Minardi also ran an all-black testing livery in 2003, albeit one with some sponsorship stickers.
Black was reduced to the secondary colour when the actual race livery broke cover, with white becoming the primary shade. There were some red stripes for added touch.
Honda, too, ran a black livery in testing but with all sponsor stickers on. As such, it looked rather different from some of the previous all-black liveries we've seen.
The 2004 Honda race car used a range of colours, including white, red, grey and black.
Red Bull 2004
When Red Bull announced that it would enter F1 as a full-blown constructor, it turned up in testing with a car painted like a Red Bull energy drink can.
Red Bull 2005
The race livery, however, was significantly different, with a new shade of blue becoming the primarily colour and grey used on a limited scale.

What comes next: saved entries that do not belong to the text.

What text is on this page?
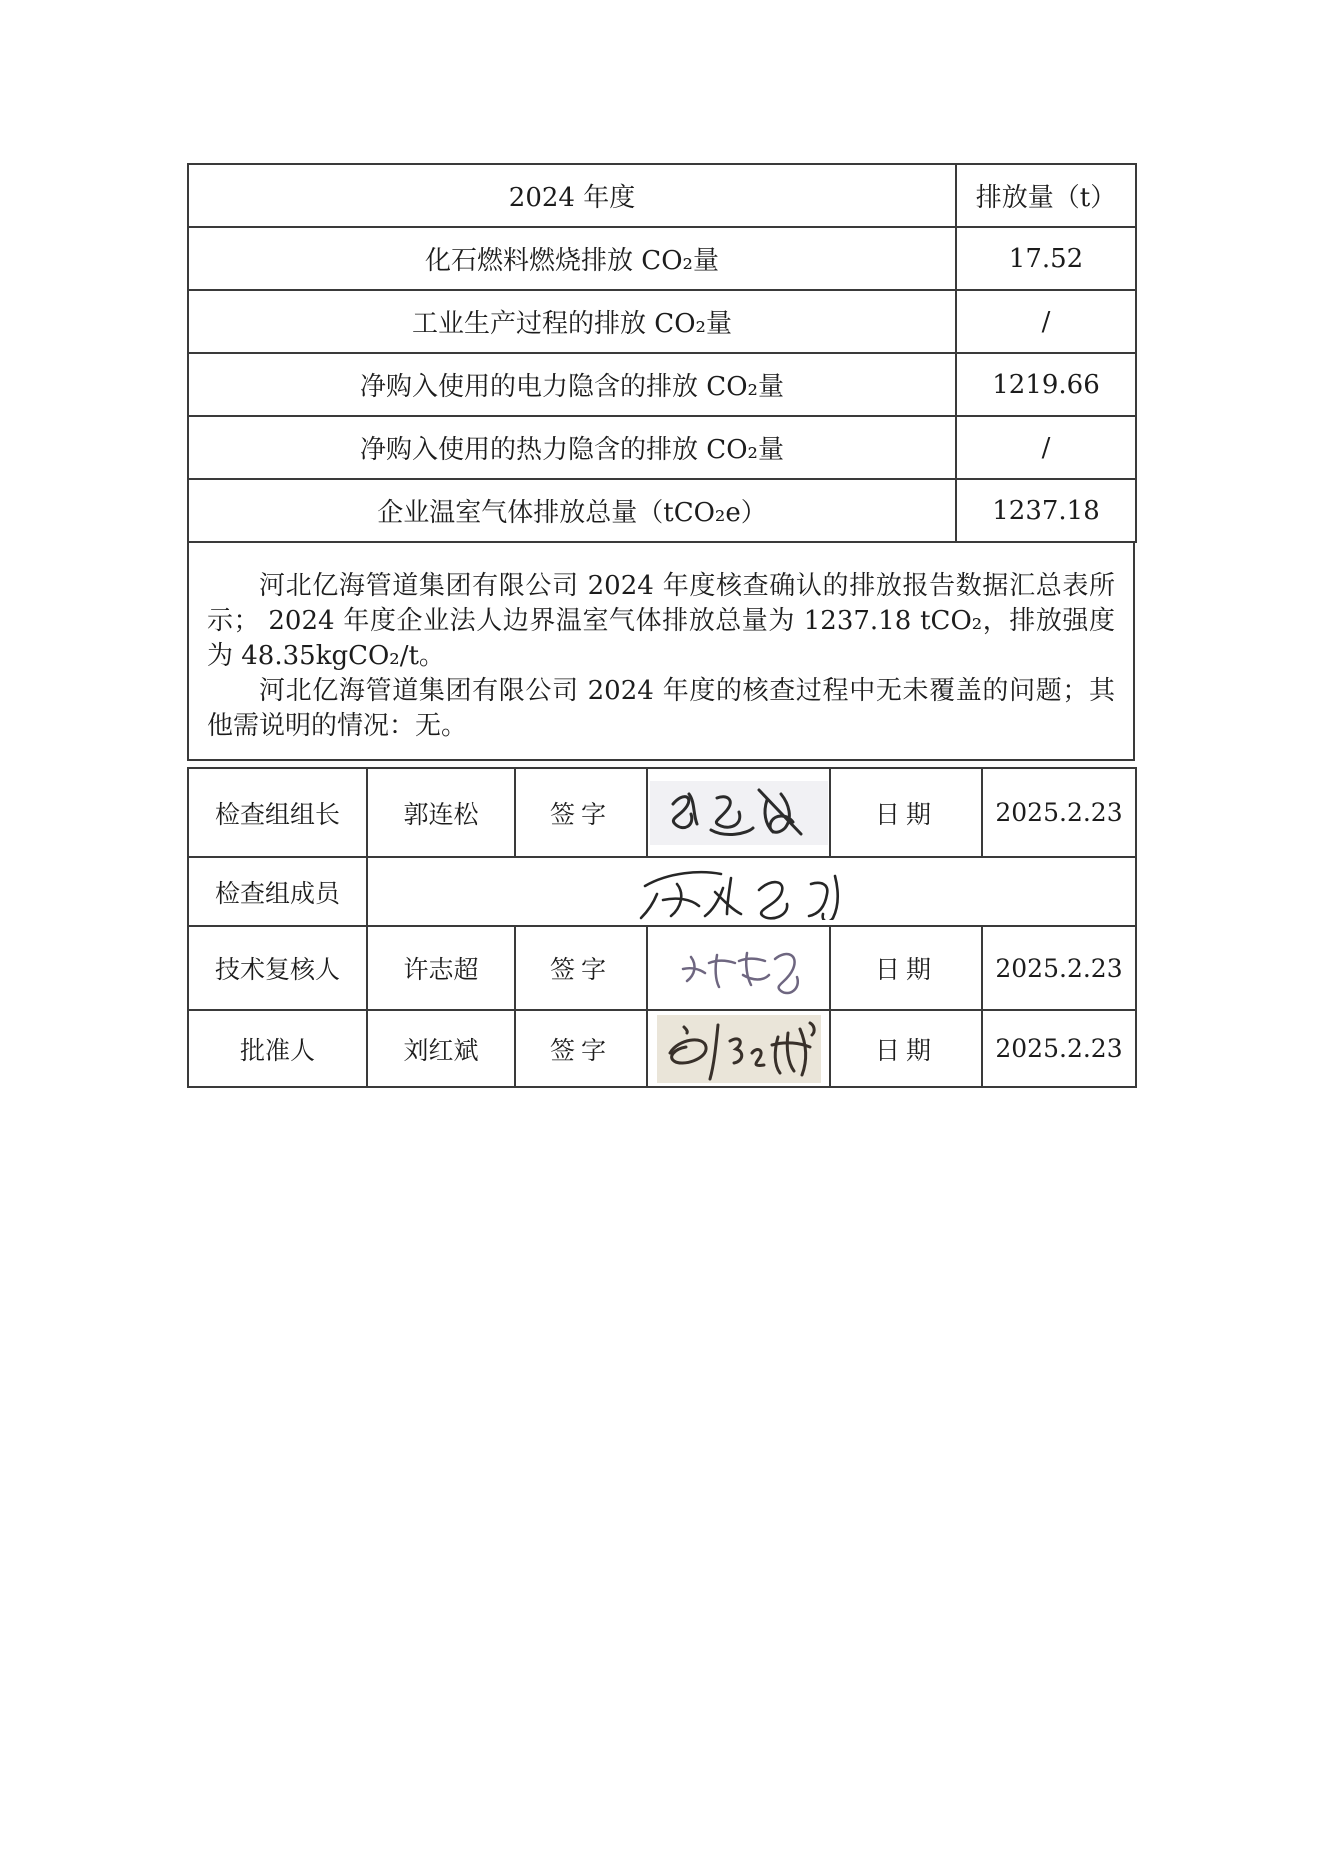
2024 年度	排放量（t）
化石燃料燃烧排放 CO₂量	17.52
工业生产过程的排放 CO₂量	/
净购入使用的电力隐含的排放 CO₂量	1219.66
净购入使用的热力隐含的排放 CO₂量	/
企业温室气体排放总量（tCO₂e）	1237.18

河北亿海管道集团有限公司 2024 年度核查确认的排放报告数据汇总表所示； 2024 年度企业法人边界温室气体排放总量为 1237.18 tCO₂，排放强度为 48.35kgCO₂/t。

河北亿海管道集团有限公司 2024 年度的核查过程中无未覆盖的问题；其他需说明的情况：无。

检查组组长	郭连松	签字		日期	2025.2.23
检查组成员	

技术复核人	许志超	签字		日期	2025.2.23
批准人	刘红斌	签字		日期	2025.2.23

McLaren's papaya orange colour returned after nearly a decade in the 2006 test car.
The race livery was a departure from the one used in the previous two years. Silver became the primary colour, black stayed on and red was the new addition.
Jordan ran a bare yellow and black livery during the pre-season of 2005, the last year of its F1 stint.

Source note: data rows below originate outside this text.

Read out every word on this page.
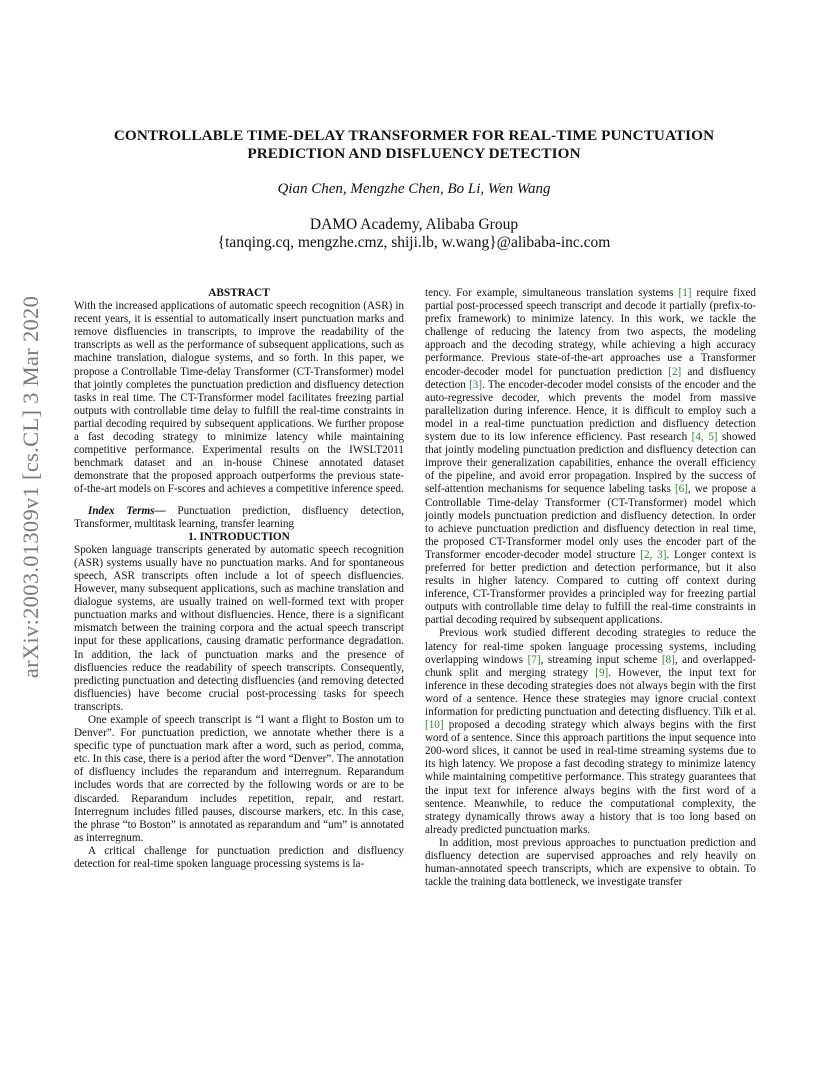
CONTROLLABLE TIME-DELAY TRANSFORMER FOR REAL-TIME PUNCTUATION
PREDICTION AND DISFLUENCY DETECTION
Qian Chen, Mengzhe Chen, Bo Li, Wen Wang
DAMO Academy, Alibaba Group
{tanqing.cq, mengzhe.cmz, shiji.lb, w.wang}@alibaba-inc.com
arXiv:2003.01309v1 [cs.CL] 3 Mar 2020

ABSTRACT

With the increased applications of automatic speech recognition (ASR) in recent years, it is essential to automatically insert punctuation marks and remove disfluencies in transcripts, to improve the readability of the transcripts as well as the performance of subsequent applications, such as machine translation, dialogue systems, and so forth. In this paper, we propose a Controllable Time-delay Transformer (CT-Transformer) model that jointly completes the punctuation prediction and disfluency detection tasks in real time. The CT-Transformer model facilitates freezing partial outputs with controllable time delay to fulfill the real-time constraints in partial decoding required by subsequent applications. We further propose a fast decoding strategy to minimize latency while maintaining competitive performance. Experimental results on the IWSLT2011 benchmark dataset and an in-house Chinese annotated dataset demonstrate that the proposed approach outperforms the previous state-of-the-art models on F-scores and achieves a competitive inference speed.

Index Terms— Punctuation prediction, disfluency detection, Transformer, multitask learning, transfer learning

1. INTRODUCTION

Spoken language transcripts generated by automatic speech recognition (ASR) systems usually have no punctuation marks. And for spontaneous speech, ASR transcripts often include a lot of speech disfluencies. However, many subsequent applications, such as machine translation and dialogue systems, are usually trained on well-formed text with proper punctuation marks and without disfluencies. Hence, there is a significant mismatch between the training corpora and the actual speech transcript input for these applications, causing dramatic performance degradation. In addition, the lack of punctuation marks and the presence of disfluencies reduce the readability of speech transcripts. Consequently, predicting punctuation and detecting disfluencies (and removing detected disfluencies) have become crucial post-processing tasks for speech transcripts.

One example of speech transcript is “I want a flight to Boston um to Denver”. For punctuation prediction, we annotate whether there is a specific type of punctuation mark after a word, such as period, comma, etc. In this case, there is a period after the word “Denver”. The annotation of disfluency includes the reparandum and interregnum. Reparandum includes words that are corrected by the following words or are to be discarded. Reparandum includes repetition, repair, and restart. Interregnum includes filled pauses, discourse markers, etc. In this case, the phrase “to Boston” is annotated as reparandum and “um” is annotated as interregnum.

A critical challenge for punctuation prediction and disfluency detection for real-time spoken language processing systems is la-

tency. For example, simultaneous translation systems [1] require fixed partial post-processed speech transcript and decode it partially (prefix-to-prefix framework) to minimize latency. In this work, we tackle the challenge of reducing the latency from two aspects, the modeling approach and the decoding strategy, while achieving a high accuracy performance. Previous state-of-the-art approaches use a Transformer encoder-decoder model for punctuation prediction [2] and disfluency detection [3]. The encoder-decoder model consists of the encoder and the auto-regressive decoder, which prevents the model from massive parallelization during inference. Hence, it is difficult to employ such a model in a real-time punctuation prediction and disfluency detection system due to its low inference efficiency. Past research [4, 5] showed that jointly modeling punctuation prediction and disfluency detection can improve their generalization capabilities, enhance the overall efficiency of the pipeline, and avoid error propagation. Inspired by the success of self-attention mechanisms for sequence labeling tasks [6], we propose a Controllable Time-delay Transformer (CT-Transformer) model which jointly models punctuation prediction and disfluency detection. In order to achieve punctuation prediction and disfluency detection in real time, the proposed CT-Transformer model only uses the encoder part of the Transformer encoder-decoder model structure [2, 3]. Longer context is preferred for better prediction and detection performance, but it also results in higher latency. Compared to cutting off context during inference, CT-Transformer provides a principled way for freezing partial outputs with controllable time delay to fulfill the real-time constraints in partial decoding required by subsequent applications.

Previous work studied different decoding strategies to reduce the latency for real-time spoken language processing systems, including overlapping windows [7], streaming input scheme [8], and overlapped-chunk split and merging strategy [9]. However, the input text for inference in these decoding strategies does not always begin with the first word of a sentence. Hence these strategies may ignore crucial context information for predicting punctuation and detecting disfluency. Tilk et al. [10] proposed a decoding strategy which always begins with the first word of a sentence. Since this approach partitions the input sequence into 200-word slices, it cannot be used in real-time streaming systems due to its high latency. We propose a fast decoding strategy to minimize latency while maintaining competitive performance. This strategy guarantees that the input text for inference always begins with the first word of a sentence. Meanwhile, to reduce the computational complexity, the strategy dynamically throws away a history that is too long based on already predicted punctuation marks.

In addition, most previous approaches to punctuation prediction and disfluency detection are supervised approaches and rely heavily on human-annotated speech transcripts, which are expensive to obtain. To tackle the training data bottleneck, we investigate transfer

BMW again used a white testing livery when it ended its partnership with Williams and took over the Sauber team instead.
White remained as the main colour on the race livery, but the shiny blue shade really set the car apart from the rest of the field.

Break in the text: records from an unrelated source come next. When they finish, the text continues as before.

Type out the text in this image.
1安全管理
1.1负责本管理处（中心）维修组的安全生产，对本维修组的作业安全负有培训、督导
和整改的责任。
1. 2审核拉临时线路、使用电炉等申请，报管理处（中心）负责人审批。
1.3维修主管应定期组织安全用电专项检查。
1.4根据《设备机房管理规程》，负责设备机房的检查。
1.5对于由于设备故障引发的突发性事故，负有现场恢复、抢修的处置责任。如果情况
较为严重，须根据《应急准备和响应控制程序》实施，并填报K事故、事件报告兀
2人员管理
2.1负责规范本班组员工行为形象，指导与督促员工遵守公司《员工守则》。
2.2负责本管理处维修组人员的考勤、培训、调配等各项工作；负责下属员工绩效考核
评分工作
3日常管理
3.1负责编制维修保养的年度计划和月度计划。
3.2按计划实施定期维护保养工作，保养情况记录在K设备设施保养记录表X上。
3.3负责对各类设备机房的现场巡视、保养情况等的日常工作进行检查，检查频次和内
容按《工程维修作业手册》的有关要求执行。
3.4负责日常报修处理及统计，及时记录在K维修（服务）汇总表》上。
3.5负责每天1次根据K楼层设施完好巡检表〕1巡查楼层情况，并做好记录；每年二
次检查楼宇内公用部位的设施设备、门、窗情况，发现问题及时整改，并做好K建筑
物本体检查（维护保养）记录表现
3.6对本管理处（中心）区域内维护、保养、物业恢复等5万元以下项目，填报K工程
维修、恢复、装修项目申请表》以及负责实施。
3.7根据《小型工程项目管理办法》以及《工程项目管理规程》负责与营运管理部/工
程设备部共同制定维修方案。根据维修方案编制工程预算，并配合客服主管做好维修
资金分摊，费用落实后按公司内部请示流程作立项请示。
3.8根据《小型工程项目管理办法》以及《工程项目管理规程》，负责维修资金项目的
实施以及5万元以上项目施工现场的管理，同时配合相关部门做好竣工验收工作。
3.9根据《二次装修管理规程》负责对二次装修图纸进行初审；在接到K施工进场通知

A car painted entirely in one car does look spectacular - as the Williams 2006 test car attests. Painted in metallic blue and completed with white sponsorship stickers, the test livery of FW28 was indeed quite a looker.
Williams found a way to fuse metallic blue with white when it unveiled its race livery.
Michael Schumacher briefly tested a sponsor-free Ferrari in 2006; the car primarily clad in company's famous red shade, but with a white front wing and a black rear wing.
Ferrari, however, turned up to the official tests with its familiar colour scheme - and all sponsor stickers on.
Super Aguri 2006
An almost all-white car with black rear wing - that's the colour scheme Super Aguri adopted for 2006 pre-season tests.
Super Aguri 2006
Super Aguri's race livery was a lot more vibrant and artistic, with good use of the red colour.
Ahead of an all-new livery in 2007, Renault introduced a black-and-yellow colour scheme for pre-season testing.
For the race livery, Renault dropped the blue colour and made more extensive use of yellow. Orange and black shades were also used, the former for major sponsor ING.
Spyker wanted an orange livery for 2007 pre-season. However, the car looked more red than orange in daylight.
As a consequence, Spyker's race design was vastly different, with a new shade of orange combined with dark grey.
Another all-black car, but with a shiny body and white sponsorship stickers - the 2007 Honda test livery was simple yet beautiful.
Of course, Honda adopted its infamous Earth livery when the 2007 season began - one that carried almost zero sponsorship.
In contrast to 2007 pre-season testing, Honda turned up to next year's sessions with an all-white and sponsorship-free design.
Honda adopted a far more eye-pleasing design for its 2008 race car compared to what was used the previous year. White became the primary colour, while green and blue shades stayed on to promote Honda's greenery message.
Force India 2008
After buying Skyper, Vijay Mallya's Force India team took part in the 2008 pre-season tests with a white and red livery.
Force India 2008
Team's race livery - a mixture of white, red and golden - was also impressive, but some felt the testing design scheme was better.
Another bare white car for testing - this time from F1 minnow and now-defunct HRT squad.
For a team as small as HRT, the designers did a fantastic job with the race livery, especially considering how few sponsors they had to place on the car.
When Pirelli bought an old F1 car to test its range of tyres, it came up with a matte black livery and placed some yellow company stickers on it.
Red Bull 2015
Red Bull gathered a lot of attention in 2005 pre-season testing when, in a clever attempt to hide its aero secrets, it introduced a camo livery for the RB11.